Keine echte geldpolitische Wende 
Um 0,25 Prozent soll der Leitzins im Juli also steigen. Das ist näher betrachtet natürlich nichts weiter als Symbolpolitik bei einer Inflationsrate von über sieben Prozent. Noch mehr als die USA ist die EZB gehalten, trotz der ausufernden Inflation die Zinsen ziemlich in der Nähe von Null zu belassen, da es in der Eurozone Staaten gibt, für die stärkere Zinsanhebungen wahrscheinlich in die nächste Eurokrise führen würden. Das Wachstum lässt ohnehin nach, nicht zuletzt wegen des Ukraine- Krieges.
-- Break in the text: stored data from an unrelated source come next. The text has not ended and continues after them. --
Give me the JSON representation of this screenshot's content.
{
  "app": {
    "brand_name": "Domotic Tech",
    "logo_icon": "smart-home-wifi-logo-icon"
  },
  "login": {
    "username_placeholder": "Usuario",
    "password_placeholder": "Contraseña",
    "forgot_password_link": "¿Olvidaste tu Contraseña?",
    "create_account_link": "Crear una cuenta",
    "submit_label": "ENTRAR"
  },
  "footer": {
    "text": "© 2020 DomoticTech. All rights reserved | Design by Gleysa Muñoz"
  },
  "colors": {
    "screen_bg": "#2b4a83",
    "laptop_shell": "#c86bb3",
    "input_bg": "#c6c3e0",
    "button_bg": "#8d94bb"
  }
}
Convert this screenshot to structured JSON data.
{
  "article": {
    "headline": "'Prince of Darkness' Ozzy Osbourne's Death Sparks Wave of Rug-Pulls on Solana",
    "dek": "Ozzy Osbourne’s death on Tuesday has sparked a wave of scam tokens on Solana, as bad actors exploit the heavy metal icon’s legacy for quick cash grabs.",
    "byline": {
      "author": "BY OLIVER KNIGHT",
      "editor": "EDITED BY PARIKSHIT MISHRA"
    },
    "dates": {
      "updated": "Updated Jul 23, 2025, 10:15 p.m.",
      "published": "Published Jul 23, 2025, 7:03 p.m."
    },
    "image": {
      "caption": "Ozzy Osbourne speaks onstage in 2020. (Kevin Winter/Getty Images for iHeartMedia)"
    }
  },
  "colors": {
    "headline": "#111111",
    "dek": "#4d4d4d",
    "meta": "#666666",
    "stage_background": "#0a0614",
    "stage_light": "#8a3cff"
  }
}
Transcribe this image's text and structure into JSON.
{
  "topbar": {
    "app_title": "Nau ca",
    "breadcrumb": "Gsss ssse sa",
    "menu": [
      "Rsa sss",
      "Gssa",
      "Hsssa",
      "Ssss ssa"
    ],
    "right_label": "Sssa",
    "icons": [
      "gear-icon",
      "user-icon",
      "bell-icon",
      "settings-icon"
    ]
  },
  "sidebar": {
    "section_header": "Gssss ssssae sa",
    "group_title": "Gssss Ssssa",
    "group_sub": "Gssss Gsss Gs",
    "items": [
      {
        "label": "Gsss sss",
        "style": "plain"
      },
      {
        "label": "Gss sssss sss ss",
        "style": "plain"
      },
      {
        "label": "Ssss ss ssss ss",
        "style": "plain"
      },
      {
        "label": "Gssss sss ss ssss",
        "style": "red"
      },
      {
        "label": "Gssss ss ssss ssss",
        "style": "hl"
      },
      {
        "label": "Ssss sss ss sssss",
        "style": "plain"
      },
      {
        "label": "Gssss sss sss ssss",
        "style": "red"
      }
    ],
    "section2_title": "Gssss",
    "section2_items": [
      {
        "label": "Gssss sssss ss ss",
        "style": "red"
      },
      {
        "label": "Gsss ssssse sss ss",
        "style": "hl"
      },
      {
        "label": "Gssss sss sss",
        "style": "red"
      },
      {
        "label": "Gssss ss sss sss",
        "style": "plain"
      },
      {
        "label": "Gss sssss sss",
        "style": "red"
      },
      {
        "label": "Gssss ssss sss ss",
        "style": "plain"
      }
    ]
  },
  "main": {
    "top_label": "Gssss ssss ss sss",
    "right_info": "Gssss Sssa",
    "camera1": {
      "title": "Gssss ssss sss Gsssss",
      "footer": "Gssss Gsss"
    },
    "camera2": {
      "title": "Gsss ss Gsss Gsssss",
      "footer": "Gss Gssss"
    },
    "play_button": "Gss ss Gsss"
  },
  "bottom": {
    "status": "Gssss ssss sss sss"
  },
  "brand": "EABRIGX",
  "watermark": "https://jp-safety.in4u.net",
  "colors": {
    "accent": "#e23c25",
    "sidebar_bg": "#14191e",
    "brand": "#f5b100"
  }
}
In dieser Situation jetzt mit scharfen Zinserhöhungen die Inflation zu bekämpfen, würde bedeuten, Länder wie Griechenland, Italien aber auch Frankreich in ein neues Schuldenproblem zu stürzen. Natürlich, auch für die Eurozone gilt mittlerweile mehr oder minder: Staaten, die sich in ihrer eigenen Währung verschulden, können nicht pleitegehen. Sie drucken schließlich das Geld, in dem sie sich verschulden. Sofern die EZB also bereit wäre, im Notfall alles an Staatsanleihen am Markt aufzukaufen, könnten sich die Länder weiter finanzieren. Das Problem ist nur, dass sie dann am Ende nur noch immer mehr neue Schulden machen würden, um ihren Zinsdienst bedienen zu können. Würde dieser immer klarer erkennbar mit der Notenpresse finanziert, wäre ein schwindendes Vertrauen in das Papiergeld in Form des Euro absehbar. Derzeit sind die Schuldenberge kein Problem. Italien zahlt weniger Zinsen als vor 20 Jahren mit einer heute viel höheren Verschuldung. Der Grund ist ein ganz einfacher: Die Staatsanleihen, die noch deutlich höhere Zinscoupons hatten, sind mittlerweile ausgelaufen und die in den letzten Jahren begebenen rentieren viel geringer. So ist die Zinslast Italiens heute viel geringer.
 
Geldpolitik in homöopathischen Dosen
Auch die EZB hat verkündet, dass neben Zinsschritten das Anleiheaufkaufprogramm gestoppt wird. Sie geht noch nicht so weit wie die US-Notenbank Federal Reserve (FED) und hat Verkäufe aus der Bilanz angekündigt, aber der Rückenwind für die Aktienmärkte durch diese monatliche Flutung der Finanzmärkte mit Liquidität geht auch in Europa verloren. Das trübt auch hier das Aktienumfeld ohne Frage ein. Aber auch hier stellt sich eben die Frage noch mehr als in den USA nach den Alternativen. Zinsen irgendwo im Bereich von Null und selbst wenn sie auf zwei Prozent stiegen, können nicht im Ansatz die hohe Inflation ausgleichen. Während zehnjährige US-Staatsanleihen schon über drei Prozent Rendite bringen, liegt die der deutschen Bundesanleihe noch bei rund einem Prozent. Ich hatte immer wieder in den vergangenen 21 Jahren gesagt und geschrieben, dass die von einigen Krisen zwar unterbrochene 1982 gestartete Dekade der immer weiter steigenden Aktienmärkte dann zu Ende ist, wenn die Notenbanken erstmals eine Inflation bekämpfen müssen, die in der besagten Dekade nie ein Problem darstellte. Diese Situation haben wir jetzt. Ich meinte damit aber eine Politik, wie wir sie Anfang der achtziger Jahre mit Zinsen deutlich über der Inflationsrate erlebt haben, was damals in den USA Leitzinsen von knapp 20 Prozent bedeutete. Solange es aber bei den homöopathischen Dosen in der Zinspolitik bleibt, haben die Aktien sicherlich nicht mehr den Antrieb wie 2021 oder auch nach der Finanzkrise, aber sie könnten mit einem blauen Auge davonkommen. Und auf die lange Sicht dürfte nach Inflation ein Anleger, der auch jetzt weiter auf Aktien setzt, besser fahren als einer, der nun in Geldwerte geht, sprich festverzinsliche Anlagen.